Il n’aurait pas fallu poser la question si j’allais l’aimer ou pas. Je me souviens de moi, regardant le paysage incroyable près de Grenoble avant partir. Je me suis demandée avec un peu d’inquiétude et de honte: est-ce que je vais pouvoir aimer un désert sans le moindre signe de la vie?

Je suis déjà rentrée du Chili, j’ai repris le travail, le train m’emmène vers la maison. Aujourd’hui j’ai pris un siège de l’autre côté. Et le moment vient où j’appercois une petite surface en sable de la montagne, jaune d’or sous le coucher du soleil. Et je dis presque en haute voix: Atacama!

Et toutes les magnifiques images que j’ai vues dans ce désert commencent à revenir dans ma tête, je suis complètement perdue dans mes souvenirs jusqu’au moment où le haut-parleur annonce Bienne et je dois déscendre.

Je ne sais pas beaucoup de poèmes par coeur, cette phrase maintenant est une exception.

“Tigre! Oh Tigre! Toi qui luis
Au fond des forêts de la nuit!”

Ca signifiait pour moi Atacama!

Il n’aurait pas fallu poser cette question concernant l’Atacama. Je vais l’aimer jusqu’à la fin de ma vie.

Le Chili est un pays long et étroit, mais tellement que j’ai eu souvent l’impression qu’on a même pas la place pour tourner à gauche ou à droite. Il y a par contre un endroit où il ne faut pas rater les panneaux et c’est San Pedro de Atacama. Pour y aller on traverse le désert d’Atacama, dont le nom n’a pas disparu de ma tête même si j’avais fini mes leçons géographiques il y a plus de dix ans. Atacama – j’aime bien le répéter. Il y a tellement d’enigmes dans ce mot comme dans les peintures des grottes et on va ressentir ce mystère encore plus avec le temps que l’on passe ici.
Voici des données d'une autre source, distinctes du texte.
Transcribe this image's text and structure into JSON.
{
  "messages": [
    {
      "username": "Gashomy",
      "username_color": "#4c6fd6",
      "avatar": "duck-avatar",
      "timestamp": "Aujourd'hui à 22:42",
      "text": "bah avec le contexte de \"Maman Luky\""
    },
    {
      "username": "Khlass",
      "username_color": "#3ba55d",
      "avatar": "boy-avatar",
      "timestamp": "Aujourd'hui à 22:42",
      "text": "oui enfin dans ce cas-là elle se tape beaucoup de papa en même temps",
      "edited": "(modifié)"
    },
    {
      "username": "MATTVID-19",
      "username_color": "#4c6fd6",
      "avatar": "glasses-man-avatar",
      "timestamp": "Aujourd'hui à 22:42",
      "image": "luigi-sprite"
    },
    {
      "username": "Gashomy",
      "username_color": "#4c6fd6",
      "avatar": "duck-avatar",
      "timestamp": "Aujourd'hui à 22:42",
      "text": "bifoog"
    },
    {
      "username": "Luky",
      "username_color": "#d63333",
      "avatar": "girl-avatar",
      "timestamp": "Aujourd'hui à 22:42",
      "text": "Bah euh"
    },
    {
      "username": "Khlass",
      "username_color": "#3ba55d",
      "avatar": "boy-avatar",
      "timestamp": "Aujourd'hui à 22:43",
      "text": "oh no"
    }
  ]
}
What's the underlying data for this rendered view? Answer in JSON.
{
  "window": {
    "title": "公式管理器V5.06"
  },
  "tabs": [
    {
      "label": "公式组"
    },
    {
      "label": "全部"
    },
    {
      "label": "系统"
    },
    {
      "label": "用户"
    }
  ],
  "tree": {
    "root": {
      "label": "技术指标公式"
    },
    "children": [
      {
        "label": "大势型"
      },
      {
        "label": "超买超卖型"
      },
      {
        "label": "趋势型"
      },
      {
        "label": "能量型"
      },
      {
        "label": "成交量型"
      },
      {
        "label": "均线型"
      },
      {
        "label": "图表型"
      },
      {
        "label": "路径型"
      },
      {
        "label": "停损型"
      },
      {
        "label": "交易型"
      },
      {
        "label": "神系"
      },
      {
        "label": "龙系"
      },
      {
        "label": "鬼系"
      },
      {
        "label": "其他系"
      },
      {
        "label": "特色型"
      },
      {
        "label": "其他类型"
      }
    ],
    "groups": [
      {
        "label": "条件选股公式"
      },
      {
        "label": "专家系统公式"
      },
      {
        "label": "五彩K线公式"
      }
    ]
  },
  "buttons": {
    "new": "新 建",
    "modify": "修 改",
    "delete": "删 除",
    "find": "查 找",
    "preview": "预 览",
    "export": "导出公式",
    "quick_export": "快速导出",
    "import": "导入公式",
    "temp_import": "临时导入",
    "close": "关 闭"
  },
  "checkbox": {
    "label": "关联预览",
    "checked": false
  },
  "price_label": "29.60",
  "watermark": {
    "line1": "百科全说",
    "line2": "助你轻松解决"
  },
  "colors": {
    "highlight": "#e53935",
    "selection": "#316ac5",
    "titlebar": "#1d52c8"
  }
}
Je me souviens que j’ai appris que dans le désert la journée il fait chaud, la nuit il fait très froid et il y a des tempêtes de sable contre lesquelles on se protège par de grosses écharpes. Et c’est exactement comme ca! A San Pedro j’ai vécu une de mes nuits les plus froides au dessous de deux couvertures, un sac de couchage, deux pulls thermos, une écharpe et un bonnet. Bon, il faut que je dise aussi qu’au Chili à cette période c’est mi-hiver, ce qu’on oublie facilement avant de partir de métropole avec 30 degrés. Pourtant je ne donnerais pour rien mes expériences météorologiques vécues ici.

Ensuite la poussière. La poussière est partout, dans ton nez, dans tes yeux, dans ta bouche, dans tes chaussures. Et du coup sans lunettes et d’autres types de protections une petite ballade désertique devient assez rapidement désagréable. Au premier moment cette situation peut paraître étrange, surtout quand par example tu n’oses pas sortir de la voiture parce que le vent est tellement fort qu’il pourrait arracher la porte de ta main. Mais après une minute d’hésitation je saute de la voiture et je dis: “Viens la nature! Montre-toi!”

Et au Chili tu vas avoir plein de moments comme ça, où la nature avec toutes ses puissances et beautées t’entoure, quand tu écoutes les vagues du Pacifique de l’intérieur de la tente le matin, ou tu observes la première fois Saturne avec un téléscope ou quand le soleil se couche avec des couleurs jamais-vues sur les volcans de 4000 mètres.

Ma découverte la plus grande pendant ce voyage était que le néant peut être beau et je n’aurais jamais pensé qu’il pouvait se nicher si facilement sur mon coeur.